Modern development often revolves around powerful editors and IDEs. In this chapter, we’ll cover two essential tools: Vim, a lightweight terminal-based editor, and Visual Studio Code (VS Code), a versatile graphical editor. You’ll learn how to install them on Linux and Windows (for WSL users), set them up, and extend them with useful plugins.

Installing Vim

Debian/Ubuntu

sudo apt update
sudo apt install vim -y

Fedora

sudo dnf install vim -y

Verify Installation

vim --version

If you see version information, Vim is ready to use.


Installing Visual Studio Code

Download official VS Code packages from the Visual Studio Code download page.

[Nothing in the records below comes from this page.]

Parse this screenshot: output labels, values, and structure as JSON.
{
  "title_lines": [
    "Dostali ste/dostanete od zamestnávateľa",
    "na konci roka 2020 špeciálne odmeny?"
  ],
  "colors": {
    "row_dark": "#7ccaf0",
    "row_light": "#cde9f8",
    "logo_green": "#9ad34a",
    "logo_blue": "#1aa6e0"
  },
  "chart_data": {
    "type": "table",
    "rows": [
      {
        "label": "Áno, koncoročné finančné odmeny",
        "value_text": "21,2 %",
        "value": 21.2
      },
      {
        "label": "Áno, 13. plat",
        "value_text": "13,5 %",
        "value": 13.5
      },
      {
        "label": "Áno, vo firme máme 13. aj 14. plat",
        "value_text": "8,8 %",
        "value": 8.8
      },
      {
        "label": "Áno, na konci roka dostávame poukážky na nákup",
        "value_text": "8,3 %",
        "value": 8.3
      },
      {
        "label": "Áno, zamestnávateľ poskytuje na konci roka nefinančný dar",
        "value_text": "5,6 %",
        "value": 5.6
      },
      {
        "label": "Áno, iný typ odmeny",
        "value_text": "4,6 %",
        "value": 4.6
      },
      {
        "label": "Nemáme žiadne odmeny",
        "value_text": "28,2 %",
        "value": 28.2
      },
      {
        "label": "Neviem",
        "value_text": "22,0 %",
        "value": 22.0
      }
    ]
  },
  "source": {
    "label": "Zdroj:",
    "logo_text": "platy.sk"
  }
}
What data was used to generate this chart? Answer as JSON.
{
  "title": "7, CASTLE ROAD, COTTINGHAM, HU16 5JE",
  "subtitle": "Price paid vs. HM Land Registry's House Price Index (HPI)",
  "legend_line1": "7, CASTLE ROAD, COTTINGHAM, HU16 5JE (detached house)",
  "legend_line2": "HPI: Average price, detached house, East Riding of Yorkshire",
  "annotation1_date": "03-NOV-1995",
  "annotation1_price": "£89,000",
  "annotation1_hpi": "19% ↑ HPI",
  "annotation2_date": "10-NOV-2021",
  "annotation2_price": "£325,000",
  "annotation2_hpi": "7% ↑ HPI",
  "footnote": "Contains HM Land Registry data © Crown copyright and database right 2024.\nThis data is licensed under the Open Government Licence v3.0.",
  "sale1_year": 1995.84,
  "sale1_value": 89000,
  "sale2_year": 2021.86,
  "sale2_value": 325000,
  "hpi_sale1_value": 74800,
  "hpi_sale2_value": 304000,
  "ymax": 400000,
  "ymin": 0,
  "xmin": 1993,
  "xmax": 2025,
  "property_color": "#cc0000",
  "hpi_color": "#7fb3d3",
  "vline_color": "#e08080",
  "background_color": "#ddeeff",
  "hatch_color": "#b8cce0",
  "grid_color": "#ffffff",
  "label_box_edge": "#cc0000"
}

Debian/Ubuntu (.deb package)

  1. Download the .deb file.

  2. In terminal, navigate to the download folder and run:

    sudo apt install ./code_<version>.deb
  3. Launch with:

    code

Fedora (.rpm package)

  1. Download the .rpm file.

  2. In terminal, run:

    sudo dnf install ./code-<version>.rpm
  3. Launch with:

    code

Linux (tar.gz archive)

  1. Download the .tar.gz archive from the VS Code download page.

  2. Extract it to your preferred location — system-wide (requires sudo) or user-local (no sudo needed). For example:

    # System-wide install (requires root)
    sudo tar -xvf code-<version>.tar.gz -C /usr/share/
    sudo mv /usr/share/VSCode-linux-x64 /usr/share/code

    # User-local install (no root)
    mkdir -p ~/apps
    tar -xvf code-<version>.tar.gz -C ~/apps/
  3. (Optional) Add VS Code to your PATH for easy launching:

    # System-wide
    sudo ln -s /usr/share/code/bin/code /usr/bin/code

    # User-local
    echo 'alias code="~/apps/VSCode-linux-x64/code"' >> ~/.bashrc
    source ~/.bashrc
  4. Launch VS Code:

    code

💡 Tip: Installing from the .tar.gz archive gives you flexibility in where to install VS Code but won’t receive automatic updates. For automatic updates, use the .deb or .rpm packages via the official Microsoft repositories.